Reference: Fiechter, J. L., Fealing, C., Gerrard, R., & Kornell, N. (2018). Audiovisual quality impacts assessments of job candidates in video interviews: Evidence for an AV quality bias. Cognitive Research: Principles and Implications, 3(1), 47.
Biases in hiring and admissions practices affect nearly all sectors of our economy. Although most concerns about bias stem from immutable characteristics of those being interviewed, such as race, religion, or age, Fiechter, Fealing, Gerrard, and Kornell (2018) hypothesized that the audiovisual (AV) quality of video interviews could also bias ratings against candidates who experience AV hiccups (temporary pauses or disruptions in the video feed).
Fiechter et al. note two fundamental reasons for investigating this hypothesis. First, the use of video interviews has become a commonplace part of the hiring process. Second, audiovisual artifacts, such as video freezing, distorted audio, and hissing, are frequently experienced during these video interviews.
Although poor audiovisual quality is common during internet interviews, AV artifacts affect each interview with varying levels of magnitude and duration. Thus, some interviews may not experience much in terms of AV interruption, while in more extreme cases interviews may need to be cut short if the AV quality is degraded too extensively.
In order to understand if varying levels of AV quality negatively bias evaluations of candidates, Fiechter et al. conducted two experiments using participants drawn from Amazon’s Mechanical Turk service.
Fiechter et al. created videos showing four actors and actresses interviewing for a position in the legal field. Each video was a little over a minute-and-a-half long and showed a single actor or actress answering basic interview questions. They then created two versions of each video. One “fluent” version was left untouched, while the second “disfluent” version of each video was degraded using editing software to add in hissing, freeze frames, and other commonly-experienced AV artifacts. Importantly, the sound associated with these interviews was never degraded in a manner that would prevent a watcher from hearing the entire contents of the interviewees’ answers. This resulted in a total of eight interview clips (available on Open Science Framework’s repository).
In the first experiment, participants were each shown four videos – one for each of the four actors and actresses. Half of these videos were the original, fluent versions. The other half of the videos were replaced with the modified, disfluent versions with decreased AV quality. The participants were not told that the audio-visual quality of the videos was being manipulated.
After watching each video, the participants in this study rated the hirability and likeability of each job candidate. The candidates in the disfluent AV quality videos were rated as less hirable than those in the unmodified videos. Interestingly, the candidates in both versions of the video were assigned approximately the same likeability ratings. This seems to indicate that AV quality problems lead candidates to be seen as less hirable, even if their personality and manner of presentation is equally professional as their competitors with better AV quality.
In a second experiment, Fiechter et al. ran essentially the same study, however, they gave participants the following warning before they began their session:
Please read carefully: You will be watching videos that are of good and poor quality. Research has shown that the quality of video or audio can impact assessments of job candidates. As you watch the interviews, try not to let video quality bias you for or against any of the candidates. (p. 3)
Essentially, the researchers sought to find out if the AV quality bias could be reduced by making the evaluators explicitly aware of their tendencies to hold the quality of candidates’ videos against them.
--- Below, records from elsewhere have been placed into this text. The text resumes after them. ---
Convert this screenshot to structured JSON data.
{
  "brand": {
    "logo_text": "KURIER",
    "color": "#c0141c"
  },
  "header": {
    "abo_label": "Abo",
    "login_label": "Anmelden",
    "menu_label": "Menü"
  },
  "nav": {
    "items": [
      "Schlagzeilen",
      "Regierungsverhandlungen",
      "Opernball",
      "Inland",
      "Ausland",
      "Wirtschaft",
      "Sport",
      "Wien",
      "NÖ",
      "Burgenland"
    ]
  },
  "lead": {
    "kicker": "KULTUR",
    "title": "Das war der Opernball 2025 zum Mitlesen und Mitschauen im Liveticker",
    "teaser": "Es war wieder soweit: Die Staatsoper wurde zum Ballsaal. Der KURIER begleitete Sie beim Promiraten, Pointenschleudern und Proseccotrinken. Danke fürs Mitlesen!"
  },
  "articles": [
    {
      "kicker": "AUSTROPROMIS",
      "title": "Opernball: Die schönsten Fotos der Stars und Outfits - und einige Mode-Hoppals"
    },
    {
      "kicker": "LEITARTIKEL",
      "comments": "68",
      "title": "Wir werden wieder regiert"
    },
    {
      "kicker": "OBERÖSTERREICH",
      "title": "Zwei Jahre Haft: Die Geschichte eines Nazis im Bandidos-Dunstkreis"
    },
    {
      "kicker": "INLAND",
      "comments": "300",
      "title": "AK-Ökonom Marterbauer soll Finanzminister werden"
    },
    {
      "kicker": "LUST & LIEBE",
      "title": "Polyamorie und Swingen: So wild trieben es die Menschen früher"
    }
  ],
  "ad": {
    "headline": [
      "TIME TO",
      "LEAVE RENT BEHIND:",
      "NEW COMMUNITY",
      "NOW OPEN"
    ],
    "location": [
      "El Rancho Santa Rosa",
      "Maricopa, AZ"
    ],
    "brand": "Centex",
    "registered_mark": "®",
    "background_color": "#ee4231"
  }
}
Interestingly, this warning did not lessen the impact of AV quality on hirability ratings. Rather, the evaluators were equally as biased against the versions of the videos with reduced AV quality as they were in the first experiment. Once again, likeability ratings were not as strongly affected by the AV artifacts introduced in the disfluent condition.
Taken together, these experiments show that AV quality can impact the way in which interview candidates are evaluated in terms of hirability. Both those being interviewed and those doing the interviewing should be aware that although the internet may enable a more geographically-diverse applicant pool to be interviewed, it may also facilitate biased evaluations of candidates experiencing AV interruptions. In this study, the researchers made sure to never remove the sound entirely from the videos, as this would reduce the amount of information that the evaluators would hear from the candidate. Nevertheless, I have found that losing the audio feed completely is a common experience with video chatting software. As such, it is possible that the bias against candidates with AV artifacts in their video interviews may be even greater in reality than was found in this study.